New metrics - The BI Power is the geometric mean of query run times scaled to queries per hour and multiplied by the scale factor, where 100 Mt is considered the unit scale. The BI Throughput is the arithmetic mean of the run times scaled to QPH and adjusted to scale as with the Power metric. These are analogous to the TPC-H Power and Throughput metrics.

The Power is defined as

(scale_factor / 284826) * 3600 / ((t0 * t1 * ... * tn) ^(1 / n))

The Throughput is defined as

(scale_factor / 284826) * 3600 / ((t0 + t2 + ... + tn) / n)

The magic number 284826 is the scale that generates approximately 100 million triples (100 Mt). We consider this "scale one." The reason for the multiplication is that scores at different scales should get similar numbers, otherwise 10x larger scale would result roughly in 10x lower throughput with the BI queries.
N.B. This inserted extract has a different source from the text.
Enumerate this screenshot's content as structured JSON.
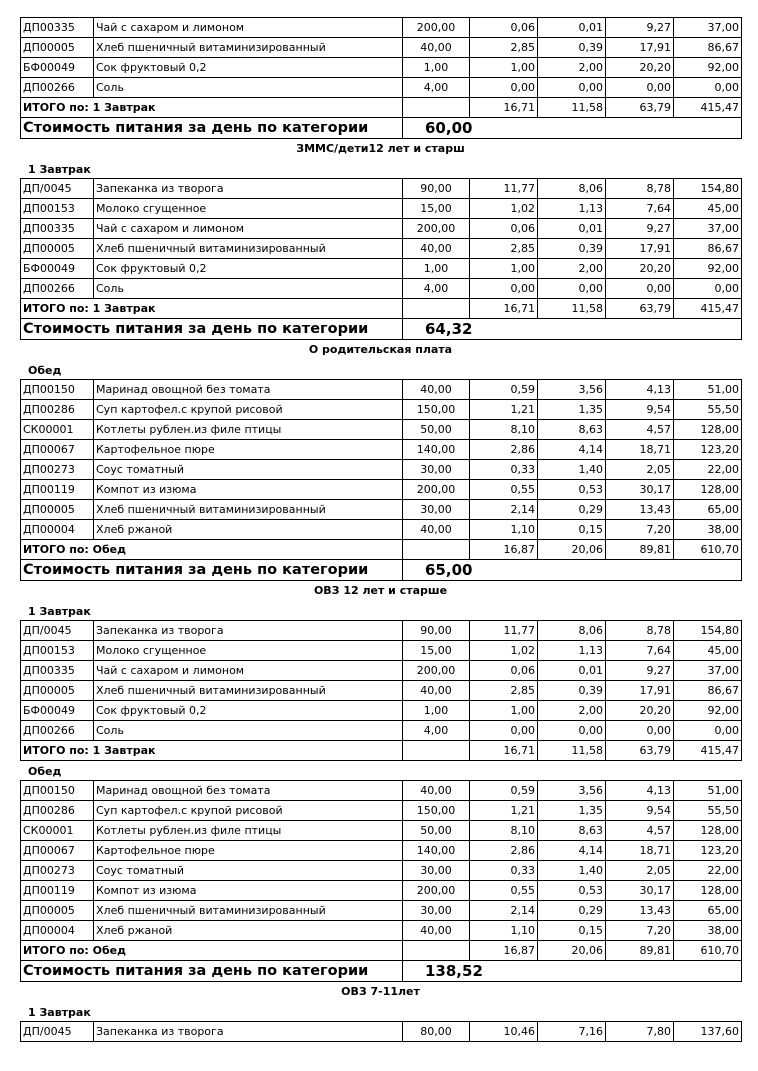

We also show the percentage each query represents from the total time the test driver waits for responses.
Deadlock retry - When running update mixes, it is possible that a transaction gets aborted by a deadlock. We have made a retry logic for this.
Cluster mode - Cluster databases may have multiple interchangeable HTTP listeners. With this mode, one can specify multiple end-points so a multi-user workload can divide itself evenly over these.
Identifying matter - A version number was added to test driver output. Use of the new switches is also indicated in the test driver output.
SUT CPU - In comparing results it is crucial to differentiate between in memory runs and IO bound runs. To make this easier, we have added an option to report server CPU times over the timed portion (excluding warm-ups). A pluggable self-script determines the CPU times for the system; thus clusters can be handled, too. The time is given as a sum of the time the server processes have aged during the run and as a percentage over the wall-clock time.

These changes will soon be available as a diff and as a source tree. This version is labeled BSBM Test Driver 1.1-opl; the -opl signifies OpenLink additions.

We invite FU Berlin to include these enhancements into their Source Forge repository of the BSBM test driver. There is more precise documentation of these options in the README file in the above distribution.

The next planned upgrade of the test driver concerns adding support for "RDF-H", the RDF adaptation of the industry standard TPC-H decision support benchmark for RDBMS.